Pullinger and Seligman5 compared the role of occlusal variables between a large group of TMD patients and control subjects. They found that, except for anterior open bite (AOB), overbite and overjet char-acteristics did not distinguish the TMD patient group. Anterior open bite was rare among control subjects, and the authors reported the complete absence of AOB in the asymptomatic non-patients, as did several other authors.8–10 However, the low incidence of AOB in the general population could lead to sampling errors in such studies; this precipitates a need to study the prevalence of TMD in AOB patients.
Furthermore, the influence of orthognathic surgery on the temporomandibular joint (TMJ) has attracted a considerable amount of interest. Symptoms of TMJ disorders before and after orthognathic surgery have been documented in several clinical studies, but the reported incidence varies widely. There are reports of various degrees of improvement or deterioration, or no change at all in TMJ symptoms after orthognathic surgery. It has been suggested that orthognathic surgery may stimulate the progress of joint disease by microbleeding in the upper joint space, increased loading, disc displacement, and immobilization. Differences in the type of malocclusion, method and duration of post-operative fixation, type of osteotomy (eg, Le Fort I versus bimaxillary osteotomy15), and choice of mandibular setback procedure (eg, subcondylar versus sagittal split ramus procedure16) are among the factors that have been cited to account for the differences in TMJ symptoms after orthognathic surgery.

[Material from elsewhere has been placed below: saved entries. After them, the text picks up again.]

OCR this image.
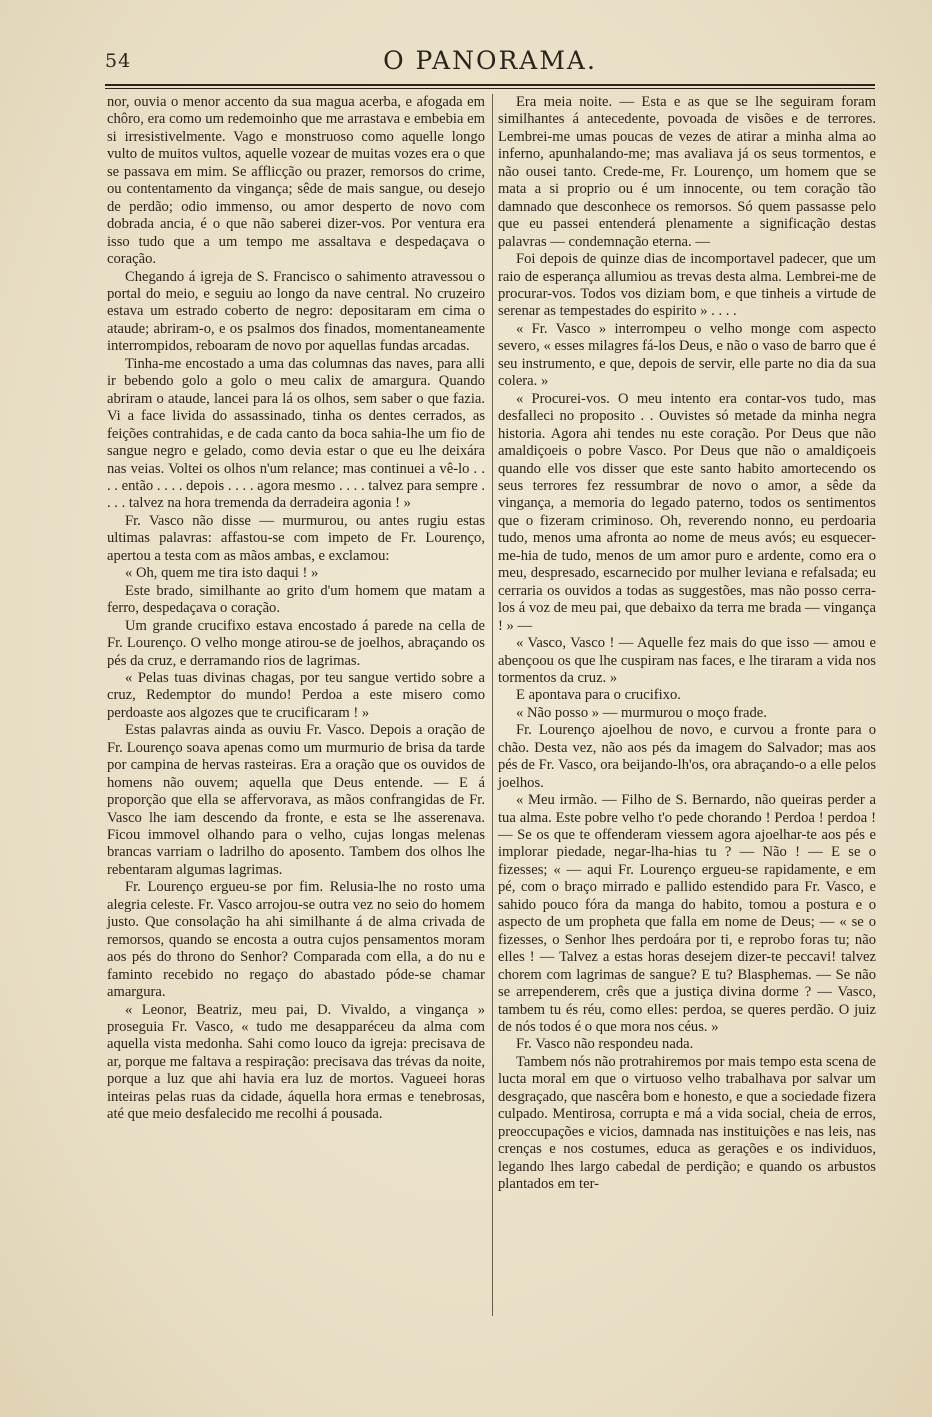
54	O PANORAMA.

nor, ouvia o menor accento da sua magua acerba, e afogada em chôro, era como um redemoinho que me arrastava e embebia em si irresistivelmente. Vago e monstruoso como aquelle longo vulto de muitos vultos, aquelle vozear de muitas vozes era o que se passava em mim. Se afflicção ou prazer, remorsos do crime, ou contentamento da vingança; sêde de mais sangue, ou desejo de perdão; odio immenso, ou amor desperto de novo com dobrada ancia, é o que não saberei dizer-vos. Por ventura era isso tudo que a um tempo me assaltava e despedaçava o coração.

Chegando á igreja de S. Francisco o sahimento atravessou o portal do meio, e seguiu ao longo da nave central. No cruzeiro estava um estrado coberto de negro: depositaram em cima o ataude; abriram-o, e os psalmos dos finados, momentaneamente interrompidos, reboaram de novo por aquellas fundas arcadas.

Tinha-me encostado a uma das columnas das naves, para alli ir bebendo golo a golo o meu calix de amargura. Quando abriram o ataude, lancei para lá os olhos, sem saber o que fazia. Vi a face livida do assassinado, tinha os dentes cerrados, as feições contrahidas, e de cada canto da boca sahia-lhe um fio de sangue negro e gelado, como devia estar o que eu lhe deixára nas veias. Voltei os olhos n'um relance; mas continuei a vê-lo . . . . então . . . . depois . . . . agora mesmo . . . . talvez para sempre . . . . talvez na hora tremenda da derradeira agonia ! »

Fr. Vasco não disse — murmurou, ou antes rugiu estas ultimas palavras: affastou-se com impeto de Fr. Lourenço, apertou a testa com as mãos ambas, e exclamou:

« Oh, quem me tira isto daqui ! »

Este brado, similhante ao grito d'um homem que matam a ferro, despedaçava o coração.

Um grande crucifixo estava encostado á parede na cella de Fr. Lourenço. O velho monge atirou-se de joelhos, abraçando os pés da cruz, e derramando rios de lagrimas.

« Pelas tuas divinas chagas, por teu sangue vertido sobre a cruz, Redemptor do mundo! Perdoa a este misero como perdoaste aos algozes que te crucificaram ! »

Estas palavras ainda as ouviu Fr. Vasco. Depois a oração de Fr. Lourenço soava apenas como um murmurio de brisa da tarde por campina de hervas rasteiras. Era a oração que os ouvidos de homens não ouvem; aquella que Deus entende. — E á proporção que ella se affervorava, as mãos confrangidas de Fr. Vasco lhe iam descendo da fronte, e esta se lhe asserenava. Ficou immovel olhando para o velho, cujas longas melenas brancas varriam o ladrilho do aposento. Tambem dos olhos lhe rebentaram algumas lagrimas.

Fr. Lourenço ergueu-se por fim. Relusia-lhe no rosto uma alegria celeste. Fr. Vasco arrojou-se outra vez no seio do homem justo. Que consolação ha ahi similhante á de alma crivada de remorsos, quando se encosta a outra cujos pensamentos moram aos pés do throno do Senhor? Comparada com ella, a do nu e faminto recebido no regaço do abastado póde-se chamar amargura.

« Leonor, Beatriz, meu pai, D. Vivaldo, a vingança » proseguia Fr. Vasco, « tudo me desapparéceu da alma com aquella vista medonha. Sahi como louco da igreja: precisava de ar, porque me faltava a respiração: precisava das trévas da noite, porque a luz que ahi havia era luz de mortos. Vagueei horas inteiras pelas ruas da cidade, áquella hora ermas e tenebrosas, até que meio desfalecido me recolhi á pousada.

Era meia noite. — Esta e as que se lhe seguiram foram similhantes á antecedente, povoada de visões e de terrores. Lembrei-me umas poucas de vezes de atirar a minha alma ao inferno, apunhalando-me; mas avaliava já os seus tormentos, e não ousei tanto. Crede-me, Fr. Lourenço, um homem que se mata a si proprio ou é um innocente, ou tem coração tão damnado que desconhece os remorsos. Só quem passasse pelo que eu passei entenderá plenamente a significação destas palavras — condemnação eterna. —

Foi depois de quinze dias de incomportavel padecer, que um raio de esperança allumiou as trevas desta alma. Lembrei-me de procurar-vos. Todos vos diziam bom, e que tinheis a virtude de serenar as tempestades do espirito » . . . .

« Fr. Vasco » interrompeu o velho monge com aspecto severo, « esses milagres fá-los Deus, e não o vaso de barro que é seu instrumento, e que, depois de servir, elle parte no dia da sua colera. »

« Procurei-vos. O meu intento era contar-vos tudo, mas desfalleci no proposito . . Ouvistes só metade da minha negra historia. Agora ahi tendes nu este coração. Por Deus que não amaldiçoeis o pobre Vasco. Por Deus que não o amaldiçoeis quando elle vos disser que este santo habito amortecendo os seus terrores fez ressumbrar de novo o amor, a sêde da vingança, a memoria do legado paterno, todos os sentimentos que o fizeram criminoso. Oh, reverendo nonno, eu perdoaria tudo, menos uma afronta ao nome de meus avós; eu esquecer-me-hia de tudo, menos de um amor puro e ardente, como era o meu, despresado, escarnecido por mulher leviana e refalsada; eu cerraria os ouvidos a todas as suggestões, mas não posso cerra-los á voz de meu pai, que debaixo da terra me brada — vingança ! » —

« Vasco, Vasco ! — Aquelle fez mais do que isso — amou e abençoou os que lhe cuspiram nas faces, e lhe tiraram a vida nos tormentos da cruz. »

E apontava para o crucifixo.

« Não posso » — murmurou o moço frade.

Fr. Lourenço ajoelhou de novo, e curvou a fronte para o chão. Desta vez, não aos pés da imagem do Salvador; mas aos pés de Fr. Vasco, ora beijando-lh'os, ora abraçando-o a elle pelos joelhos.

« Meu irmão. — Filho de S. Bernardo, não queiras perder a tua alma. Este pobre velho t'o pede chorando ! Perdoa ! perdoa ! — Se os que te offenderam viessem agora ajoelhar-te aos pés e implorar piedade, negar-lha-hias tu ? — Não ! — E se o fizesses; « — aqui Fr. Lourenço ergueu-se rapidamente, e em pé, com o braço mirrado e pallido estendido para Fr. Vasco, e sahido pouco fóra da manga do habito, tomou a postura e o aspecto de um propheta que falla em nome de Deus; — « se o fizesses, o Senhor lhes perdoára por ti, e reprobo foras tu; não elles ! — Talvez a estas horas desejem dizer-te peccavi! talvez chorem com lagrimas de sangue? E tu? Blasphemas. — Se não se arrependerem, crês que a justiça divina dorme ? — Vasco, tambem tu és réu, como elles: perdoa, se queres perdão. O juiz de nós todos é o que mora nos céus. »

Fr. Vasco não respondeu nada.

Tambem nós não protrahiremos por mais tempo esta scena de lucta moral em que o virtuoso velho trabalhava por salvar um desgraçado, que nascêra bom e honesto, e que a sociedade fizera culpado. Mentirosa, corrupta e má a vida social, cheia de erros, preoccupações e vicios, damnada nas instituições e nas leis, nas crenças e nos costumes, educa as gerações e os individuos, legando lhes largo cabedal de perdição; e quando os arbustos plantados em ter-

It has been suggested that the condyles of patients with anterior open bite may be very sensitive to functional loading, and their adaptive capacity is probably lower than in patients with deep bites. However, an analysis of the data published in relation to mixed patient groups reveals that in relation to correction of AOB, the published literature is contradictory. There are reports of significant improvement in TMD17 as well as reports of development of a significant number of new TMD cases after orthognathic surgery. Therefore, this study was carried out to assess the influence of orthognathic surgery on the TMJ in a relatively large number of patients with AOB.
Materials and methods
The clinical records of patients with an AOB who underwent orthognathic surgery during a 6-year period were examined; all patients had at least a 1-year post-operative follow-up period. The majority of cases were treated with a Le Fort I maxillary impaction, either alone (46%) or in combination with a mandibular procedure such as bilateral intraoral oblique (37%) or bilateral sagittal split osteotomy (14%). Only a very small number underwent segmental procedures (2%). In bimaxillary procedures, maxillomandibular fixation was used for a period of 4 to 6 weeks. Permission was granted by the Massachusetts General Hospital Human Studies Committee to review patient records, administer a mailed questionnaire, and recall patients for a review examination.